According to a report by CNBC, among the biggest beneficiaries are Ron Baron's Baron Capital, Cathie Wood's Ark Invest, and mutual fund giant Fidelity Investments. Venture firms including Founders Fund, Sequoia Capital, and Andreessen Horowitz are also positioned to gain, along with hedge funds D1 Capital Partners and Coatue Management. Select pension funds and endowments are expected to share in the windfall as well.
Baron first invested in SpaceX in 2017 through employee tender offers, when the company was valued at less than $22 billion. He has since participated in 27 funding rounds. By the end of March, SpaceX accounted for 33% of assets in the $10.4 billion Baron Partners Fund and 25.5% of the Baron Asset Fund. His firm has invested about $2 billion in the company over the years, a stake that has grown to roughly $12 billion. "We think that SpaceX will become the largest, most profitable company on the planet," Baron said during an investor webcast this week.

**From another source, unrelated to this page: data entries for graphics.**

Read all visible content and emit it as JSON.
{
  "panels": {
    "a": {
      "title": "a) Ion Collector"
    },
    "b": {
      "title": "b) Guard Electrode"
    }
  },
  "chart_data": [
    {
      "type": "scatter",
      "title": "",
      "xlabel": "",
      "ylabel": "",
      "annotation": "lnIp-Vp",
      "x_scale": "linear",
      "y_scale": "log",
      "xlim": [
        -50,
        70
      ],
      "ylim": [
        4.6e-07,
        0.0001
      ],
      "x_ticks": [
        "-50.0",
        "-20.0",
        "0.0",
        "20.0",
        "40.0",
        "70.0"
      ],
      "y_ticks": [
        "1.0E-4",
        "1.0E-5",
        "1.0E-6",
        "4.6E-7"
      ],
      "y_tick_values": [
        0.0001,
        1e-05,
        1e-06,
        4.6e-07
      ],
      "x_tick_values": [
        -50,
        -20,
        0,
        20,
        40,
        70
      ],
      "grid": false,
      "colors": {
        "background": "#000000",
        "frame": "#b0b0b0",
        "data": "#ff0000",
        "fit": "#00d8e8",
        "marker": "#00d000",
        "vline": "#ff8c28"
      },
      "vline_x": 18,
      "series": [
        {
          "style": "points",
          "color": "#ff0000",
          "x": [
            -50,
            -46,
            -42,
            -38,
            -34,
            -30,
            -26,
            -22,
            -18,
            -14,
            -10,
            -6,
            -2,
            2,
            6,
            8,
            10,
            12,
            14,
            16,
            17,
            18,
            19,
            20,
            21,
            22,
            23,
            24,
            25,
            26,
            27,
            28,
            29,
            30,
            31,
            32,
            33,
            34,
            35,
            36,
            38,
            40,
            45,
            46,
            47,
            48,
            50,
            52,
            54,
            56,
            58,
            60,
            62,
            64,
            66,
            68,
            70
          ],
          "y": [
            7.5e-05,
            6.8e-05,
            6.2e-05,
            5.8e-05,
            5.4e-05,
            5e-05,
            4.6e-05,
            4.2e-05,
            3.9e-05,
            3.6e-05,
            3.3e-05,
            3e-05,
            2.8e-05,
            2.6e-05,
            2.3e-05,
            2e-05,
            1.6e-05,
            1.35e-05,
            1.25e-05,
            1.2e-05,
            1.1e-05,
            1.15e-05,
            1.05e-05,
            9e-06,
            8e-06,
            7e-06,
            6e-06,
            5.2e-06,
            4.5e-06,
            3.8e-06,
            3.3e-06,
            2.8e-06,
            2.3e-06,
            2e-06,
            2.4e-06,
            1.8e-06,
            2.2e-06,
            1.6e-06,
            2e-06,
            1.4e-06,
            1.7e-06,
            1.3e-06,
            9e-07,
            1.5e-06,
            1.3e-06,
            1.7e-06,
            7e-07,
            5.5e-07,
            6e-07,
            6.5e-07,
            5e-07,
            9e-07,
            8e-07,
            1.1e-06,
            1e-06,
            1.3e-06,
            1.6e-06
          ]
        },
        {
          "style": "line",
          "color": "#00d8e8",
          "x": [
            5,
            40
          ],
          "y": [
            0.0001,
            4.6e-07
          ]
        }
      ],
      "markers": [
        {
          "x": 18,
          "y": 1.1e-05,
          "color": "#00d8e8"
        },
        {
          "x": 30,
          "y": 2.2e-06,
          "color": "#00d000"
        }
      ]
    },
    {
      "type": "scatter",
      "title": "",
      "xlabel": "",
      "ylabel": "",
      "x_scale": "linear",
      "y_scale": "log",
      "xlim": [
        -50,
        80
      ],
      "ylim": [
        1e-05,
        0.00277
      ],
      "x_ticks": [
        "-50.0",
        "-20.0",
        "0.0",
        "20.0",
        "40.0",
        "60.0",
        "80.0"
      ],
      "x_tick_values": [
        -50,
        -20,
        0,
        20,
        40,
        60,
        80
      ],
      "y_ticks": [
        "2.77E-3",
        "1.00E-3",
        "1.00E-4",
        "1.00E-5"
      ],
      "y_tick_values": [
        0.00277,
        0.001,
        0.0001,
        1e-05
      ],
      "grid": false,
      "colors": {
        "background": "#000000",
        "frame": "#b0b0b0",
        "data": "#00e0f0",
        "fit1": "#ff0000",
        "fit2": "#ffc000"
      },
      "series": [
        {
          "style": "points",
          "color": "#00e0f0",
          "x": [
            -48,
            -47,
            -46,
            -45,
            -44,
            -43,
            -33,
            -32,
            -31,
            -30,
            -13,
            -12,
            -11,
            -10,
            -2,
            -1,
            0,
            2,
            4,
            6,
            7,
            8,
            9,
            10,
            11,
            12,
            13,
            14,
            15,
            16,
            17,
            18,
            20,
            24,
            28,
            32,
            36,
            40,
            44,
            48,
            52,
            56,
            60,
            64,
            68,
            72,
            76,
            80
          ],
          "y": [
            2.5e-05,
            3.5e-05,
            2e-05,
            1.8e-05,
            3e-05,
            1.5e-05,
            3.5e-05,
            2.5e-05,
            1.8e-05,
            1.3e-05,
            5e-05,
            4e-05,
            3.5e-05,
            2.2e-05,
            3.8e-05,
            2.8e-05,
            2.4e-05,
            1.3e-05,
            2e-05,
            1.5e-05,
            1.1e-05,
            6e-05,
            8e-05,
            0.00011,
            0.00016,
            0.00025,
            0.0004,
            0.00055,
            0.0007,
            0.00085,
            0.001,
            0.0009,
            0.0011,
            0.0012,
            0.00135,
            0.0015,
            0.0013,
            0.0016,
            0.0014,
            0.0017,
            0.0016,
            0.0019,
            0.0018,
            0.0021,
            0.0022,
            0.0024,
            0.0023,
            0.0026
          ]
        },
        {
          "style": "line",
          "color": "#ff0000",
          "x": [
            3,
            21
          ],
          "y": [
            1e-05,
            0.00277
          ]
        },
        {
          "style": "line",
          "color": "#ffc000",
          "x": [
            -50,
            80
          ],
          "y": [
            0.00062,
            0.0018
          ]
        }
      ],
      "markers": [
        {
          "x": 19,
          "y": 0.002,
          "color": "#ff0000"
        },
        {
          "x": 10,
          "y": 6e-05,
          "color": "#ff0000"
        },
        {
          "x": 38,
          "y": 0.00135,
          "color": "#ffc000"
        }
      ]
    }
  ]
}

Fidelity Investments got into SpaceX through former portfolio manager Gavin Baker, who began buying shares in 2015 when the company was valued at just about $10 billion. As of March 31, SpaceX accounted for 4.7% of the $177 billion Fidelity Contrafund, one of the largest actively managed mutual funds in the world.

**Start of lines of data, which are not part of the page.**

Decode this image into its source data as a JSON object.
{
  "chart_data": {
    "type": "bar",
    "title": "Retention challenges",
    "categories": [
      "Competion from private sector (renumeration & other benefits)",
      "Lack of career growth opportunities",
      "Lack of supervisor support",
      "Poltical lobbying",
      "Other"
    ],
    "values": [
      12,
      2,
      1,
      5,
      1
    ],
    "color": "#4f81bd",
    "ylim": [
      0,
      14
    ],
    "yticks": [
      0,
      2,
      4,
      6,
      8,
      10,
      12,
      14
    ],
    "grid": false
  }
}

Ark Invest's position tells a similar story. The rocket maker accounted for 11.4% of Ark's Venture Fund net assets as of March 31, making it the largest holding in that portfolio. Wood views the company as something well beyond a launch provider. "Through Starship, Starlink and the acquisition of xAI, we believe SpaceX is building vertically integrated AI infrastructure for a much larger space economy," she told CNBC.

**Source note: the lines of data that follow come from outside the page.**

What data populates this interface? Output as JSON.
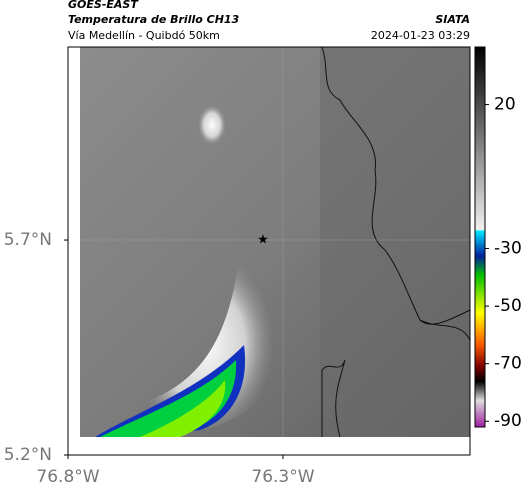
{
  "header": {
    "source": "GOES-EAST",
    "title": "Temperatura de Brillo CH13",
    "org": "SIATA",
    "route": "Vía Medellín - Quibdó 50km",
    "timestamp": "2024-01-23 03:29"
  },
  "map": {
    "xlim": [
      -76.8,
      -75.865
    ],
    "ylim": [
      5.2,
      6.149
    ],
    "xticks": [
      {
        "value": -76.8,
        "label": "76.8°W"
      },
      {
        "value": -76.3,
        "label": "76.3°W"
      }
    ],
    "yticks": [
      {
        "value": 5.7,
        "label": "5.7°N"
      },
      {
        "value": 5.2,
        "label": "5.2°N"
      }
    ]
  },
  "colorbar": {
    "lim": [
      40,
      -92
    ],
    "ticks": [
      20,
      -30,
      -50,
      -70,
      -90
    ]
  }
}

Wood connects SpaceX to Ark's broader investment thesis around technological convergence, placing the company at the intersection of artificial intelligence, robotics, and energy storage. She points to the Falcon 9 launch business, the Starlink satellite network, and the next-generation Starship rocket system as separate drivers of long-term growth, each capable of opening new commercial opportunities.
"For long-term shareholders, an IPO would provide broader access to a company that we believe remains early in its value creation," Wood said.
The scale of the potential gains reflects how unusual SpaceX's trajectory has been. Most companies of this size are already publicly traded long before reaching a $1.8 trillion valuation. SpaceX stayed private through years of development, repeated launch milestones, and the global buildout of its Starlink broadband network, allowing early investors to accumulate positions without the pressure of quarterly public market scrutiny. Whether the IPO proceeds at that valuation, and on what timeline, has not been formally announced.